Author: Hayward, Steven; and Nelson, Peter
Some observers suggest that the United States can source 100 percent of its electricity from renewable sources by the year 2050, and can easily replace not only coal but also nuclear power plants and even natural gas plants with renewable energy alone. The most frequently cited analysis in support of this proposition comes from Stanford University’s Mark Jacobson, who has published a series of papers that purport to establish the feasibility of 100 percent renewable power. This is the kind of work that generates enthusiastic headlines and news stories, and becomes a rote talking point for environmental advocacy and special interest lobbies. A closer look shows the superficiality of this claim. Twenty-one prominent academic energy experts, all of whom generally support renewable energy, recently published (doi: 10.1073/pnas.1610381114) a harsh critique of Jacobson’s influential work in the Proceedings of the National Academy of Sciences, concluding that:
‘[Jacobson’s] work used invalid modeling tools, contained modeling errors, and made implausible and inadequately supported assumptions.
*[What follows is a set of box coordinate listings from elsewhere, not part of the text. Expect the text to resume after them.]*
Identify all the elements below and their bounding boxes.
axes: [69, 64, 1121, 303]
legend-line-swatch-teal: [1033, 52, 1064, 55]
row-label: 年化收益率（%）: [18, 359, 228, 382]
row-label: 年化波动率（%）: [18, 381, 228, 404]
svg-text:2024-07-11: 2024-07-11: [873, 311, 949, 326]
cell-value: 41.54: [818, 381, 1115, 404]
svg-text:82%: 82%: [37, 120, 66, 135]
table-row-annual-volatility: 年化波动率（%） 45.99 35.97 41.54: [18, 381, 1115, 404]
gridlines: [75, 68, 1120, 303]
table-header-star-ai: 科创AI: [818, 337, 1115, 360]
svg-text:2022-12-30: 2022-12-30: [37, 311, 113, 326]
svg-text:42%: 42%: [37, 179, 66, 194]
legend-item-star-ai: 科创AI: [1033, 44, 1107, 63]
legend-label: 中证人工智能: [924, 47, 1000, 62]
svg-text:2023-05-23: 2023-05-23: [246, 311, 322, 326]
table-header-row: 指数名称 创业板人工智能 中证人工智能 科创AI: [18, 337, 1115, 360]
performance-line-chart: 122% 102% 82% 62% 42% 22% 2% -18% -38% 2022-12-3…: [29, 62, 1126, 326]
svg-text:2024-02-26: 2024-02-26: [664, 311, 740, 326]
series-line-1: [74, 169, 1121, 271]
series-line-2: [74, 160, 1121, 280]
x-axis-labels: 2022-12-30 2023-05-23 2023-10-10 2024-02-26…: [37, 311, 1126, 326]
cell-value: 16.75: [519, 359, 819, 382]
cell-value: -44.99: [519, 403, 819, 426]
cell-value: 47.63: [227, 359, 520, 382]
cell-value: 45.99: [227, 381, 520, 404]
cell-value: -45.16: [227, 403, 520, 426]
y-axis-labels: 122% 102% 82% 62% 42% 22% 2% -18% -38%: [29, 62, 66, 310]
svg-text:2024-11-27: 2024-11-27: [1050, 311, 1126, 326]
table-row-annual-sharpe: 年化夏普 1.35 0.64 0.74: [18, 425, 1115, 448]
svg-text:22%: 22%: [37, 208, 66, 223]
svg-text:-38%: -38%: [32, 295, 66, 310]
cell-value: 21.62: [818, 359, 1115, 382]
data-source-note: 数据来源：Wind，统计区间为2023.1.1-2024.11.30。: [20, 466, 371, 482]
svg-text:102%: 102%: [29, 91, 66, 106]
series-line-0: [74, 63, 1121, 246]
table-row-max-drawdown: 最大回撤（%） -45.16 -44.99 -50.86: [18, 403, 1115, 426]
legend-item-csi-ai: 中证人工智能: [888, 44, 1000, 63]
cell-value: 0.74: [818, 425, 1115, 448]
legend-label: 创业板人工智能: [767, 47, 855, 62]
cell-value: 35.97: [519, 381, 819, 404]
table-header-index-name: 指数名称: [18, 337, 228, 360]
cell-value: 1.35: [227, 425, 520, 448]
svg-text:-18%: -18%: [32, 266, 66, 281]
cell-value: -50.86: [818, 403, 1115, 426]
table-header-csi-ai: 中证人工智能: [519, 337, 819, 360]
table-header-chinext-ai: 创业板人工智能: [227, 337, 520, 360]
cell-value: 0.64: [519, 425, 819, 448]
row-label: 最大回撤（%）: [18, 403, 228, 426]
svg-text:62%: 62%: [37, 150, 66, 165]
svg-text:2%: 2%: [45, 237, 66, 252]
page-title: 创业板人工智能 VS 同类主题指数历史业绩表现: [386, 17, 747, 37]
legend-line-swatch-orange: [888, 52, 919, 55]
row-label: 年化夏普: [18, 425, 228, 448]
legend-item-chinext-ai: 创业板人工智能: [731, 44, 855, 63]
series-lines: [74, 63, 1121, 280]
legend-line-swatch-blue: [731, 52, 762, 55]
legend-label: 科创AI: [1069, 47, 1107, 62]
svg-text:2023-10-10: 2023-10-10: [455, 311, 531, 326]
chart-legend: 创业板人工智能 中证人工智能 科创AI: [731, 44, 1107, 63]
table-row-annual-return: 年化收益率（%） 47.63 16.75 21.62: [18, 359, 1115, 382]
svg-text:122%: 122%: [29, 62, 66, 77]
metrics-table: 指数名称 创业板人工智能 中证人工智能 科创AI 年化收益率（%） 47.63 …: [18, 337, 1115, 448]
Policy makers should treat with caution any visions of a rapid, reliable, and low-cost transition to entire energy systems that relies almost exclusively on wind, solar, and hydroelectric power. … If one reaches a new conclusion by not addressing factors considered by others, making a large set of unsupported assumptions, using simpler models that do not consider important features, and then performing an analysis that contains critical mistakes, the anomalous conclusion cannot be heralded as a new discovery. The conclusions reached by the study about the performance and cost of a system of “100% penetration of intermittent wind, water and solar for all purposes” are not supported by adequate and realistic analysis and do not provide a reliable guide to whether and at what cost such a transition might be achieved. … A policy prescription that overpromises on the benefits of relying on a narrower portfolio of technologies options could be counterproductive.’
How much more expensive and counterproductive? A recent study (doi: 10.1016/j.tej.2016.03.001) in The Electricity Journal of decarbonization through reliance on renewables in Germany, California, and Wisconsin (a state closely analogous to Minnesota in many ways) would require an investment in wind and solar power much larger than in conventional energy supplies, chiefly because the intermittency of the wind and solar power would require massive amounts of surplus capacity. A power mix in Wisconsin that retained nuclear and natural gas electricity would achieve a 15 percent greater reduction in greenhouse gas emissions than a system with 80 percent wind and solar power, and at less than half the cost. As Brick and Thernstrom note:
‘[T]he intermittency of wind and solar PV [photovoltaics] means that systems that are heavily reliant on them must be significantly larger than conventional systems; this increases their cost and capital requirements dramatically. … Efforts to promote an all- (or nearly all-) renewables future are, in effect, a commitment to building the largest electric power system possible. It might be better to start from the presumption that the smallest power system that meets our needs is likely to be the most efficient, and have the least social and environmental impact.’
The study does not attempt to estimate the land area requirements for such an extensive renewable energy system, but given the examples contained in Figure 14, they are likely to be substantial. Minnesota’s government ought to do a credible estimate of future land area needs for its renewable targets.